Parola dell'ex ministro. Dopo le rivelazioni de ilfattoquotidiano.it sui problemi sollevati dalla sua nomina al Bambin Gesù. E sul parere richiesto dal Comitato di presidenza sulle possibili violazioni della legge che regola l'assunzione di incarichi da parte dei consiglieri: “La nomina mi è stata proposta, non l'ho sollecitata. E se me lo chiede la Santa Sede io dico di sì”. Adesso il ripensamento. E l'ipotesi di rinunciare al posto in cda
“La nomina al Bambin Gesù mi è stata proposta, non l’ho sollecitata io. E se me lo chiede la Santa Sede io dico di sì”. Lo dice a ilfattoquotidiano.it Renato Balduzzi, ex ministro della Sanità, eletto dal Parlamento lo scorso anno al Consiglio superiore della magistratura (Csm). A maggio la nomina nel cda del Bambin Gesù: da allora si è iniziata una lunga trafila, allo stato ancora senza esito, per capire se si tratti di un incarico incompatibile con la sua permanenza a Palazzo dei Marescialli. Quel che è certo è il malcelato imbarazzo attorno a questa vicenda che ha già prodotto un parere non decisivo degli uffici e che ha costretto il Comitato di presidenza del Csm a richiedere un supplemento di informazioni ai vertici dell’Ospedale della Santa Sede.

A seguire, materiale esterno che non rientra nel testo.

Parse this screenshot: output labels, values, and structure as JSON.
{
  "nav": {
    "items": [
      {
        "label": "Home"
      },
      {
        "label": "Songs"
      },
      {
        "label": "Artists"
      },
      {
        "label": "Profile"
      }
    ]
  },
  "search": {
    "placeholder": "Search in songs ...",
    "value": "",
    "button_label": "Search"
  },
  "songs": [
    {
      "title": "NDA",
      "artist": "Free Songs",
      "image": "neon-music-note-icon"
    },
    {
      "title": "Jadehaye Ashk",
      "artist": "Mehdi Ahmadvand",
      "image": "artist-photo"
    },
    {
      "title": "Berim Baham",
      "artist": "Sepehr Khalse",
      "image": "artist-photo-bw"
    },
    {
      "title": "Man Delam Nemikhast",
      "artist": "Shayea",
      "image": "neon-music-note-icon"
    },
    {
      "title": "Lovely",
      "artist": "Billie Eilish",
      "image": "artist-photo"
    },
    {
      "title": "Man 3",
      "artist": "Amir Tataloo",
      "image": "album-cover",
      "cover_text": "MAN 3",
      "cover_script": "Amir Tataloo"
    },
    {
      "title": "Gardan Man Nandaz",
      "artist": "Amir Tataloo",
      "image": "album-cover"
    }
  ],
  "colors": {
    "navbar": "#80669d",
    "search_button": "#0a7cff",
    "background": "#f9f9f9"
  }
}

“Da un punto di vista giuridico sono assolutamente tranquillo: l’incompatibilità non c’è anche perché il cda del Bambin Gesù ha una natura meramente consultiva, mentre i compiti amministrativi veri e propri spettano al presidente; è lui che comanda. Immagino che mi sia stato proposto di entrarne a far parte perché conoscendo da sempre questa struttura avrei potuto dare dei consigli utili dopo la nuova fase che si è aperta con il recente avvicendamento ai suoi vertici”. Un avvicendamento – si dice – voluto da Papa Bergoglio in persona dopo gli anni della gestione di Giuseppe Profiti finito nell’inchiesta della procura di Trani che indaga per la questione dei 30 milioni di euro, stanziati dalla commissione Bilancio del Senato presieduta da Antonio Azzollini e destinati al Bambino Gesù, che sarebbero però stati usati, secondo l’ipotesi degli inquirenti, per un altro scopo.
Una vicenda delicatissima che si intreccia incidentalmente con la scelta dell’ex ministro della Salute di accettare l’incarico nel cda di un ospedale di proprietà della Santa Sede e quindi in quanto tale di diritto estero, ma che negli anni è stato progressivamente integrato, con prestazioni a pagamento, nel servizio sanitario nazionale, tanto da ricevere finanziamenti nella Legge di Stabilità. “L’incarico in questione – ribadisce Balduzzi – non rientra nei casi di incompatibilità che possono essere solo quelli stabiliti dalle norme attuali: non è un ente pubblico né una società commerciale e io ho rappresentato in tutta trasparenza al Csm la mia nomina nel cda dell’Ospedale. Da un punto di vista giuridico, dunque sono sereno e per questo ho accettato subito. Il mio incarico è meramente consultivo e non comporta alcun onorario: è una sorta di volontariato, non accettare mi sarebbe sembrato una reticenza”, dice Balduzzi che, forse, non si aspettava che la valutazione del caso si trascinasse per tutto questo tempo.
La sua nomina al Bambin Gesù risale all’inizio di maggio e dopo mesi di approfondimenti da parte dell’ufficio che lo stesso Balduzzi dirige al Csm (“Ha lavorato in tutta serenità e indipendenza”, afferma l’ex ministro) si è arrivati a settembre: insomma il tempo trascorso sembrerebbe alimentare il dubbio che la questione proprio chiara non sia. E che a questo si accompagnino un’altra serie di considerazioni alla luce del fatto che la legge sulla incompatibilità applicata ai membri del Csm non fa distinzioni tra incompatibilità originaria e quella sopravvenuta: in entrambi i casi, una volta che venga accertata si spalancano le porte della decadenza. Ma forse una soluzione è a portata di mano e potrebbe venire dallo stesso Balduzzi. “Il mio punto di vista sotto il profilo giuridico è largamente fondato e una conclusione (la non incompatibilità) è più plausibile di un’altra. Dal punto di vista giuridico lo ripeto, sono sereno. Quanto ad una questione di opportunità di accettare questo incarico, non credo di aver suscitato alcun imbarazzo al Csm”. Quindi? “Guardi, confesso che sto valutando da tempo di rinunciare all’incarico anche per senso di responsabilità nei confronti di chi mi ha nominato. Faccio fatica da un punto di vista pratico ad onorarlo, i miei impegni sono cresciuti. Questo però non c’entra nulla con l’altro aspetto legato al regime delle incompatibilità”.